During its two first weeks of broadcast, the film passed from fifth to sixth place and scored 250,666 entries in the halls. The two following weeks, the film remains at sixth place and reached 395,431 entries. After nine weeks of broadcast in France, the film scored in total 442,901 entries.

== Broadcast and success ==
=== Television broadcast ===
The film was broadcast on television for the first time on 3 August 2022 on Canal+. Its first broadcast on the free television channel TF1 on 30 July 2023 gathered 5,62 million viewers, a success of audience that allows TF1 to obtain the first place of the best audience of a film broadcast on television in 2023.

=== International exploitation ===
The film, with a modest score in France, received a higher recognition at the international.

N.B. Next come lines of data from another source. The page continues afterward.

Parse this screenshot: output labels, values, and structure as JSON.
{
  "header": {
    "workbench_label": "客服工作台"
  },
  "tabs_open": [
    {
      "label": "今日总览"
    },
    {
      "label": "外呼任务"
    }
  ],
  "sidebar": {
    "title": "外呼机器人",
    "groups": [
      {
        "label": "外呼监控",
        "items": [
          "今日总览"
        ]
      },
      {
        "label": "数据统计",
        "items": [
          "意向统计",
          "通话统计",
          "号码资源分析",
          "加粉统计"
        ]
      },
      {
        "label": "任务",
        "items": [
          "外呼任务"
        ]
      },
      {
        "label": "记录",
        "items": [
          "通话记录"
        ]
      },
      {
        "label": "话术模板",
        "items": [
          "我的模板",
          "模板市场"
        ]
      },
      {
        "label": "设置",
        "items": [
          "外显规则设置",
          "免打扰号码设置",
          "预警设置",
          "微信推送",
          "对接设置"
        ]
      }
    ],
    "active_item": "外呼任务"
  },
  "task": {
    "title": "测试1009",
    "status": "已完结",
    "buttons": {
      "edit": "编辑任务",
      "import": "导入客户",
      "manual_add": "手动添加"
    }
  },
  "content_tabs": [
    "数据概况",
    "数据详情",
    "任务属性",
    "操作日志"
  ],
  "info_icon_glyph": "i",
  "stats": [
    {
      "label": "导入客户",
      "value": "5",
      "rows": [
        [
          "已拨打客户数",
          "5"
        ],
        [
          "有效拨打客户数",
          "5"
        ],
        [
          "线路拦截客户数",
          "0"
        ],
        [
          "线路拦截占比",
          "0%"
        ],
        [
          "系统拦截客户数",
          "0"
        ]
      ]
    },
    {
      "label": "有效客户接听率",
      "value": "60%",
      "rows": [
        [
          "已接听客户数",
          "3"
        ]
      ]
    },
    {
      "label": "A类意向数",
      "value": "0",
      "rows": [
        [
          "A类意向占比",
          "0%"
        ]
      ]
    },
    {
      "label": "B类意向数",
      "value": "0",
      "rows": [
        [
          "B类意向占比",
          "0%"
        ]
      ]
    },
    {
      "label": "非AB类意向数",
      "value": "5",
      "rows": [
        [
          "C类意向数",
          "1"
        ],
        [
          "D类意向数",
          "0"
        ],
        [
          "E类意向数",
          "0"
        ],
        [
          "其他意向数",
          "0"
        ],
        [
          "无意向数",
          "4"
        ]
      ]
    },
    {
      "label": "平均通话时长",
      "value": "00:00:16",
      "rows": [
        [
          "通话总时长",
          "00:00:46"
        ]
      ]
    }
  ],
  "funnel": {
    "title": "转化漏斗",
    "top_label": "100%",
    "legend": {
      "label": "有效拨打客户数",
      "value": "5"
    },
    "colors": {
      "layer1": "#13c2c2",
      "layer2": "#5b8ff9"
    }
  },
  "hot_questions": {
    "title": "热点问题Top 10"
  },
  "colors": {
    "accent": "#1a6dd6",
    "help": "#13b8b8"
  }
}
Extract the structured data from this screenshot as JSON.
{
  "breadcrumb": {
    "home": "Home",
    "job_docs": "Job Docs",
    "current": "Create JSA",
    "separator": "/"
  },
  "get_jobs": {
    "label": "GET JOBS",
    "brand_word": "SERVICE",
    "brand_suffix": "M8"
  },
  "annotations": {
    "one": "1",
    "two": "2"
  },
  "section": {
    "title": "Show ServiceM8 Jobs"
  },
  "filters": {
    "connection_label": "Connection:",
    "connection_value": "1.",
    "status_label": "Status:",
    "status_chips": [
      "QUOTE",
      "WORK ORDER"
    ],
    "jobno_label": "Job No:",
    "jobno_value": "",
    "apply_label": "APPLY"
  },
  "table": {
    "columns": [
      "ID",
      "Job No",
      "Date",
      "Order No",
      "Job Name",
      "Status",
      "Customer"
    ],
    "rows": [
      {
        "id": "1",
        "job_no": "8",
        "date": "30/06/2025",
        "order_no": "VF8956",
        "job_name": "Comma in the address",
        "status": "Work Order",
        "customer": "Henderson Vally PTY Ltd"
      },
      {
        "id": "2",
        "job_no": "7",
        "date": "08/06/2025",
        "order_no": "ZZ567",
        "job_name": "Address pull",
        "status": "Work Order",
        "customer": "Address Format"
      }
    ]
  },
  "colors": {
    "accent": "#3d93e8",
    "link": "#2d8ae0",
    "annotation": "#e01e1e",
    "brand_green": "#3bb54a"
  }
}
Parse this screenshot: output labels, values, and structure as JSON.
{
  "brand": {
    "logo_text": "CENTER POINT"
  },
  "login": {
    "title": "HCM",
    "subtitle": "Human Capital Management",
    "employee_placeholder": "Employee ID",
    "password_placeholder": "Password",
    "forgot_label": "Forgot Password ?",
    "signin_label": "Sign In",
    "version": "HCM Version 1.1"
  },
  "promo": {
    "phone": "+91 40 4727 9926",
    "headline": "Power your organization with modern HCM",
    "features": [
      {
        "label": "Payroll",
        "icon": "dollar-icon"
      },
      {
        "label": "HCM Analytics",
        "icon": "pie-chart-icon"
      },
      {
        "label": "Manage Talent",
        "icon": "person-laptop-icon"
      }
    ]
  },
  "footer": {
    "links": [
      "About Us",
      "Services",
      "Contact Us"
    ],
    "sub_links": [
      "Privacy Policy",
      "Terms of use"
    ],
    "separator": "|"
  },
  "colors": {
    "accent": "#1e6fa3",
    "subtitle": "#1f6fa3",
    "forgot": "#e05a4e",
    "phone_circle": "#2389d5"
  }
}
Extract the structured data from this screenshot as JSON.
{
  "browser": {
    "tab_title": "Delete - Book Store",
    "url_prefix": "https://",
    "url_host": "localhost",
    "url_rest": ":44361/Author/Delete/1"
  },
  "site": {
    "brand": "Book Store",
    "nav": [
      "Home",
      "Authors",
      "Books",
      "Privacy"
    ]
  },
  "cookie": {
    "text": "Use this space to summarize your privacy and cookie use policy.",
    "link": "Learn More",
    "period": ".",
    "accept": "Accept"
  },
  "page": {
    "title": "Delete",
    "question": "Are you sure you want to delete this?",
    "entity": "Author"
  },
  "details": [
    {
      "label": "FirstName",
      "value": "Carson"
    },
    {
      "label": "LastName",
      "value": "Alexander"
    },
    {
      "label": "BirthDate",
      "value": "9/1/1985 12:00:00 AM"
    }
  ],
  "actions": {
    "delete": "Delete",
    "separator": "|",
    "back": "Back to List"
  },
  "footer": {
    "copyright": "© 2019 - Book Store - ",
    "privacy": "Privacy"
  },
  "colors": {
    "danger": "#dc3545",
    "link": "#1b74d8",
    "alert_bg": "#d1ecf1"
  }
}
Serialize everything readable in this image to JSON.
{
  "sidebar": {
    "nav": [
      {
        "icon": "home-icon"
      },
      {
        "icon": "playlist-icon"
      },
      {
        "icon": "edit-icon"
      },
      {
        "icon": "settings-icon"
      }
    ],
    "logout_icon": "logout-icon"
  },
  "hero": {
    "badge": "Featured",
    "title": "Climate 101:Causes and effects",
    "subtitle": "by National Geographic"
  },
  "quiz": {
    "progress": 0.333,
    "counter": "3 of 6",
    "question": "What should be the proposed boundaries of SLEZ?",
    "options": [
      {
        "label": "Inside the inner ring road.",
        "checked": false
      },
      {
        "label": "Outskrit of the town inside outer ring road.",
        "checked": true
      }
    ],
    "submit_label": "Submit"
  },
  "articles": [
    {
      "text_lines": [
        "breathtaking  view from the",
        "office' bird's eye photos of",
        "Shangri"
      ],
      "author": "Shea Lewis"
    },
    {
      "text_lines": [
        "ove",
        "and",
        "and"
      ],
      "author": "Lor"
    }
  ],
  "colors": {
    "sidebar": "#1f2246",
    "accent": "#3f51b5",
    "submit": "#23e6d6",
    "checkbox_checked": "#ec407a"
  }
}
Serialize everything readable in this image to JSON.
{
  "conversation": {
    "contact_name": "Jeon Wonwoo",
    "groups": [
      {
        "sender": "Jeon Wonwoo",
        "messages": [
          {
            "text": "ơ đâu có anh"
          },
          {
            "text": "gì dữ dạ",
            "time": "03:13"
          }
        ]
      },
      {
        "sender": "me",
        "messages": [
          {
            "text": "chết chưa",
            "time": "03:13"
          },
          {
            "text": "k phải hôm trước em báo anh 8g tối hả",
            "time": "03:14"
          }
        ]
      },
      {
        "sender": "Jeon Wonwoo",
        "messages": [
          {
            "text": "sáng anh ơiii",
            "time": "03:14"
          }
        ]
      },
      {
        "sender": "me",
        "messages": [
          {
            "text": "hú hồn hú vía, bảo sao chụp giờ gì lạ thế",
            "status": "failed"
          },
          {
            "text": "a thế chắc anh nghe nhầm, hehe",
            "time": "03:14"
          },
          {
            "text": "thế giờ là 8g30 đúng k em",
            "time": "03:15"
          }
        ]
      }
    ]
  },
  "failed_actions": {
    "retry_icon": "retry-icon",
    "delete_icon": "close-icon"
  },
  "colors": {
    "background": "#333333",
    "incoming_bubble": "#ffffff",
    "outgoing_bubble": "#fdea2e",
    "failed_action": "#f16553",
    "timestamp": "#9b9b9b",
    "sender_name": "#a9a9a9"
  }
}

After its cinema exploitation, the rights of the film were re-bought by Netflix for a broadcast in foreign countries in November 2021, under the title Spoiled Brats. Since then, the film was watched after one week by more than 10 million viewers on the platform, and thus, only for its first weekend of exploitation, and posed itself leader of non-English speaking films for its first week. According to Gérard Jugnot, the film was really successful "in Honduras, Ecuador, Brazil and Mexico".